Following the formation of a local board of health for Felixstowe and Walton in 1887, one of the first actions of the new board was to commission public offices for the area. The site they selected, which was on the seafront, was given to the town by the lord of the manor, E. G. Pretyman, who lived at Orwell Park. The foundation stone for the new building was laid by the member of parliament, Felix Cobbold in January 1892. It was designed by the borough surveyor, George Horton, in the Victorian style, built by local builders, Harcourt Runnacles & Co., in red brick with terracotta dressings at a cost of £1,800 and was completed later that year.

The design involved an asymmetrical main frontage with six bays facing onto the Market Square. The first four bays from the left were fenestrated by sash windows on both floors. The fifth bay featured a doorway which was flanked by Corinthian order pilasters supporting an entablature which was surmounted by a cartouche and three finials. The right hand bay was fenestrated by canted bay windows on both floors; there were terracotta panels, carved with festoons, between the floors, and the bay was surmounted by a pediment with a blind oculus in the tympanum. Internally, the principal rooms were the board room, the town clerk's office and a waiting room.

Following significant population growth, largely associated with the tourism industry, the area became an urban district, with the town hall as its headquarters, in 1894. The building, which also accommodated the local magistrates' court, was the venue for the initial stages of the trial of the suffragettes, Florence Tunks and Hilda Burkitt, who were charged with arson for the burning down of the Bath Hotel in Felixstowe in April 1914.

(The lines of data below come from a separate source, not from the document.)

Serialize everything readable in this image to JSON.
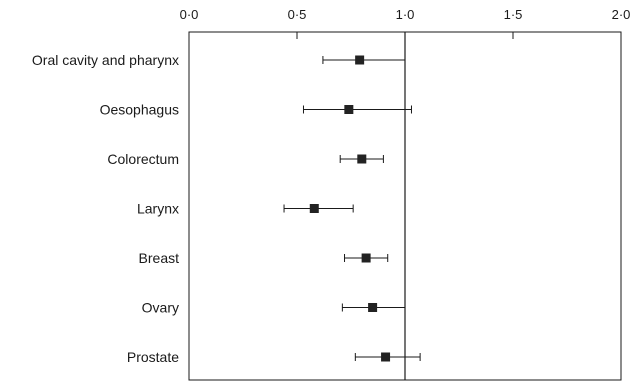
{
  "chart_data": {
    "type": "forest",
    "title": "",
    "xlabel": "",
    "ylabel": "",
    "xlim": [
      0,
      2
    ],
    "xticks": [
      {
        "value": 0,
        "label": "0·0"
      },
      {
        "value": 0.5,
        "label": "0·5"
      },
      {
        "value": 1,
        "label": "1·0"
      },
      {
        "value": 1.5,
        "label": "1·5"
      },
      {
        "value": 2,
        "label": "2·0"
      }
    ],
    "reference_line": 1.0,
    "grid": false,
    "legend": "none",
    "marker_color": "#222222",
    "rows": [
      {
        "label": "Oral cavity and pharynx",
        "estimate": 0.79,
        "lower": 0.62,
        "upper": 1.0
      },
      {
        "label": "Oesophagus",
        "estimate": 0.74,
        "lower": 0.53,
        "upper": 1.03
      },
      {
        "label": "Colorectum",
        "estimate": 0.8,
        "lower": 0.7,
        "upper": 0.9
      },
      {
        "label": "Larynx",
        "estimate": 0.58,
        "lower": 0.44,
        "upper": 0.76
      },
      {
        "label": "Breast",
        "estimate": 0.82,
        "lower": 0.72,
        "upper": 0.92
      },
      {
        "label": "Ovary",
        "estimate": 0.85,
        "lower": 0.71,
        "upper": 1.0
      },
      {
        "label": "Prostate",
        "estimate": 0.91,
        "lower": 0.77,
        "upper": 1.07
      }
    ]
  }
}
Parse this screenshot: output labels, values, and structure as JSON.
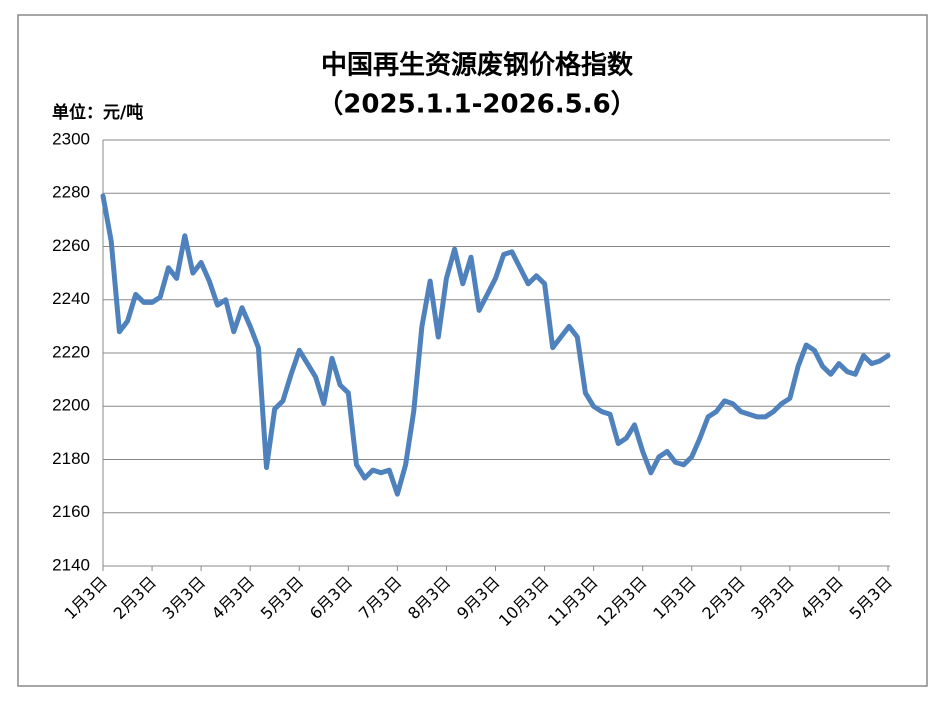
{
  "chart_data": {
    "type": "line",
    "title": "中国再生资源废钢价格指数",
    "subtitle": "（2025.1.1-2026.5.6）",
    "unit": "单位：元/吨",
    "categories": [
      "1月3日",
      null,
      null,
      null,
      null,
      null,
      "2月3日",
      null,
      null,
      null,
      null,
      null,
      "3月3日",
      null,
      null,
      null,
      null,
      null,
      "4月3日",
      null,
      null,
      null,
      null,
      null,
      "5月3日",
      null,
      null,
      null,
      null,
      null,
      "6月3日",
      null,
      null,
      null,
      null,
      null,
      "7月3日",
      null,
      null,
      null,
      null,
      null,
      "8月3日",
      null,
      null,
      null,
      null,
      null,
      "9月3日",
      null,
      null,
      null,
      null,
      null,
      "10月3日",
      null,
      null,
      null,
      null,
      null,
      "11月3日",
      null,
      null,
      null,
      null,
      null,
      "12月3日",
      null,
      null,
      null,
      null,
      null,
      "1月3日",
      null,
      null,
      null,
      null,
      null,
      "2月3日",
      null,
      null,
      null,
      null,
      null,
      "3月3日",
      null,
      null,
      null,
      null,
      null,
      "4月3日",
      null,
      null,
      null,
      null,
      null,
      "5月3日"
    ],
    "series": [
      {
        "color": "#4f81bd",
        "values": [
          2279,
          2262,
          2228,
          2232,
          2242,
          2239,
          2239,
          2241,
          2252,
          2248,
          2264,
          2250,
          2254,
          2247,
          2238,
          2240,
          2228,
          2237,
          2230,
          2222,
          2177,
          2199,
          2202,
          2212,
          2221,
          2216,
          2211,
          2201,
          2218,
          2208,
          2205,
          2178,
          2173,
          2176,
          2175,
          2176,
          2167,
          2178,
          2198,
          2230,
          2247,
          2226,
          2248,
          2259,
          2246,
          2256,
          2236,
          2242,
          2248,
          2257,
          2258,
          2252,
          2246,
          2249,
          2246,
          2222,
          2226,
          2230,
          2226,
          2205,
          2200,
          2198,
          2197,
          2186,
          2188,
          2193,
          2183,
          2175,
          2181,
          2183,
          2179,
          2178,
          2181,
          2188,
          2196,
          2198,
          2202,
          2201,
          2198,
          2197,
          2196,
          2196,
          2198,
          2201,
          2203,
          2215,
          2223,
          2221,
          2215,
          2212,
          2216,
          2213,
          2212,
          2219,
          2216,
          2217,
          2219
        ]
      }
    ],
    "ylim": [
      2140,
      2300
    ],
    "yticks": [
      2140,
      2160,
      2180,
      2200,
      2220,
      2240,
      2260,
      2280,
      2300
    ],
    "grid": true
  }
}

In 1927, the chairman of the council, standing on the steps of the town hall, congratulated the Samuel Kinkead and the team from the Marine Aircraft Experimental Establishment in Felixstowe for winning the Schneider Trophy in a Supermarine. In August 1944, during the Second World War, a Lancaster bomber, while returning to RAF Felixstowe from operations, crashed into the sea off Felixstowe with the loss of all on board, in a deliberate act by the pilot, in order to avoid crashing onto the town: a plaque was subsequently placed on the front of the town hall to commemorate their bravery.

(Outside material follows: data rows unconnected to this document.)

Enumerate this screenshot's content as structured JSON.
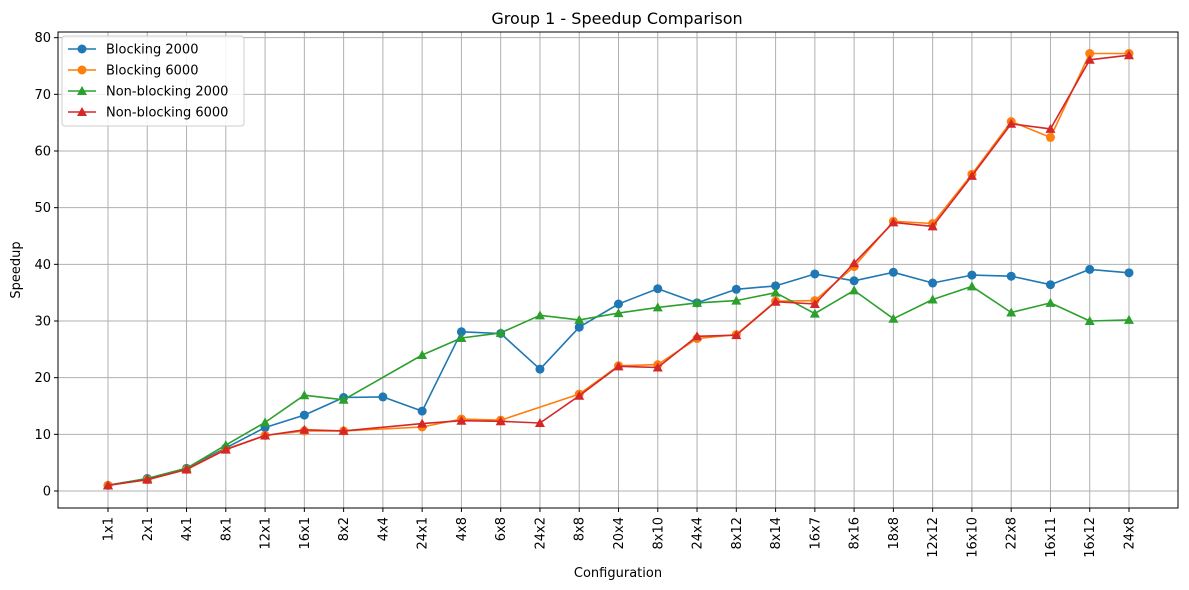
{
  "chart_data": {
    "type": "line",
    "title": "Group 1 - Speedup Comparison",
    "xlabel": "Configuration",
    "ylabel": "Speedup",
    "ylim": [
      -3,
      81
    ],
    "yticks": [
      0,
      10,
      20,
      30,
      40,
      50,
      60,
      70,
      80
    ],
    "grid": true,
    "legend_position": "upper-left",
    "categories": [
      "1x1",
      "2x1",
      "4x1",
      "8x1",
      "12x1",
      "16x1",
      "8x2",
      "4x4",
      "24x1",
      "4x8",
      "6x8",
      "24x2",
      "8x8",
      "20x4",
      "8x10",
      "24x4",
      "8x12",
      "8x14",
      "16x7",
      "8x16",
      "18x8",
      "12x12",
      "16x10",
      "22x8",
      "16x11",
      "16x12",
      "24x8"
    ],
    "series": [
      {
        "name": "Blocking 2000",
        "color": "#1f77b4",
        "marker": "circle",
        "values": [
          1.0,
          2.2,
          4.0,
          7.6,
          11.2,
          13.4,
          16.5,
          16.6,
          14.1,
          28.1,
          27.8,
          21.5,
          28.9,
          33.0,
          35.7,
          33.2,
          35.6,
          36.2,
          38.3,
          37.1,
          38.6,
          36.7,
          38.1,
          37.9,
          36.4,
          39.1,
          38.5
        ]
      },
      {
        "name": "Blocking 6000",
        "color": "#ff7f0e",
        "marker": "circle",
        "values": [
          1.0,
          2.0,
          3.8,
          7.4,
          9.8,
          10.6,
          10.6,
          null,
          11.3,
          12.7,
          12.5,
          null,
          17.1,
          22.1,
          22.3,
          26.9,
          27.6,
          33.5,
          33.6,
          39.6,
          47.6,
          47.2,
          55.9,
          65.2,
          62.4,
          77.2,
          77.2
        ]
      },
      {
        "name": "Non-blocking 2000",
        "color": "#2ca02c",
        "marker": "triangle",
        "values": [
          1.0,
          2.2,
          4.0,
          8.1,
          12.1,
          16.9,
          16.1,
          null,
          24.0,
          27.0,
          27.9,
          31.0,
          30.2,
          31.4,
          32.4,
          33.2,
          33.6,
          35.0,
          31.3,
          35.4,
          30.4,
          33.8,
          36.1,
          31.5,
          33.2,
          30.0,
          30.2
        ]
      },
      {
        "name": "Non-blocking 6000",
        "color": "#d62728",
        "marker": "triangle",
        "values": [
          1.0,
          2.0,
          3.8,
          7.3,
          9.8,
          10.8,
          10.6,
          null,
          11.9,
          12.4,
          12.3,
          12.0,
          16.8,
          22.0,
          21.8,
          27.3,
          27.5,
          33.4,
          33.0,
          40.2,
          47.4,
          46.7,
          55.6,
          64.8,
          63.9,
          76.1,
          76.9
        ]
      }
    ]
  }
}
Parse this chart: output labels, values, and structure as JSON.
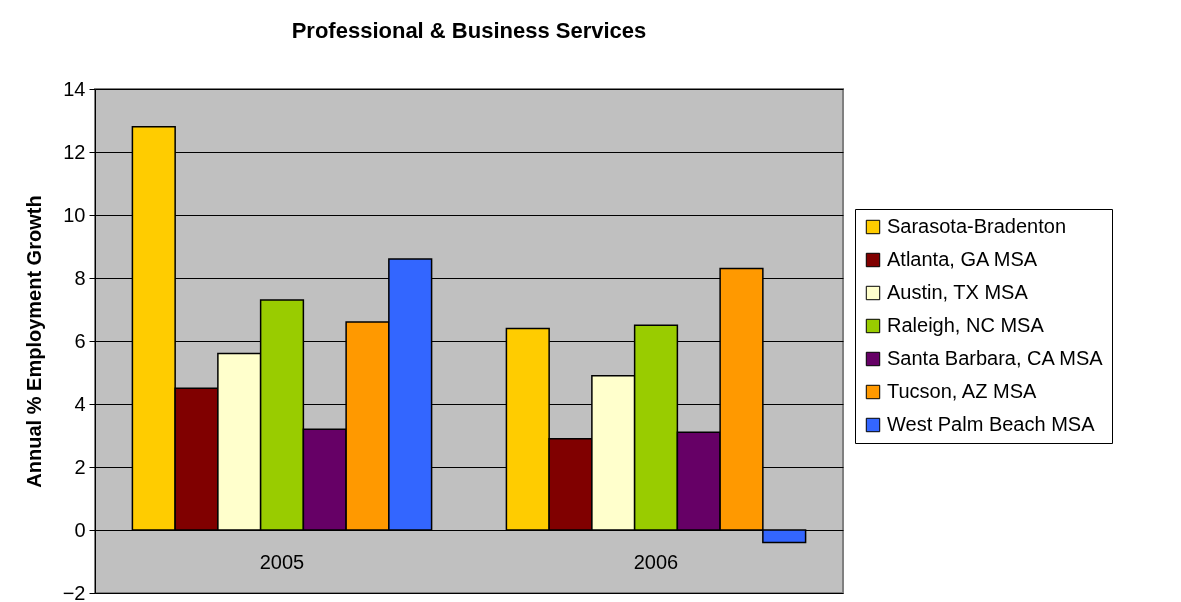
{
  "chart_data": {
    "type": "bar",
    "title": "Professional & Business Services",
    "ylabel": "Annual % Employment Growth",
    "categories": [
      "2005",
      "2006"
    ],
    "series": [
      {
        "name": "Sarasota-Bradenton",
        "color": "#ffcc00",
        "values": [
          12.8,
          6.4
        ]
      },
      {
        "name": "Atlanta, GA MSA",
        "color": "#800000",
        "values": [
          4.5,
          2.9
        ]
      },
      {
        "name": "Austin, TX MSA",
        "color": "#ffffcc",
        "values": [
          5.6,
          4.9
        ]
      },
      {
        "name": "Raleigh, NC MSA",
        "color": "#99cc00",
        "values": [
          7.3,
          6.5
        ]
      },
      {
        "name": "Santa Barbara, CA MSA",
        "color": "#660066",
        "values": [
          3.2,
          3.1
        ]
      },
      {
        "name": "Tucson, AZ MSA",
        "color": "#ff9900",
        "values": [
          6.6,
          8.3
        ]
      },
      {
        "name": "West Palm Beach MSA",
        "color": "#3366ff",
        "values": [
          8.6,
          -0.4
        ]
      }
    ],
    "ylim": [
      -2,
      14
    ],
    "yticks": [
      -2,
      0,
      2,
      4,
      6,
      8,
      10,
      12,
      14
    ],
    "grid": "y",
    "legend": "right"
  }
}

The building continued to serve as the headquarters of the urban district council for much of the 20th century, but ceased to be the local seat of government when the enlarged Suffolk Coastal District Council was formed in 1974. It subsequently became the meeting place of Felixstowe Town Council but ceased operating as a magistrates' court after the courts service relocated in 1998. The town council borrowed sufficient funds from the Public Works Loan Board in order to buy the building from the district council in 2007. An extensive programme of refurbishment works, which included installing a lift, was completed to a design by Peter Jaggard-Rees Pryer and completed in 2008. Works of art in the town hall include a landscape painting by David James entitled A North Cornish breaker.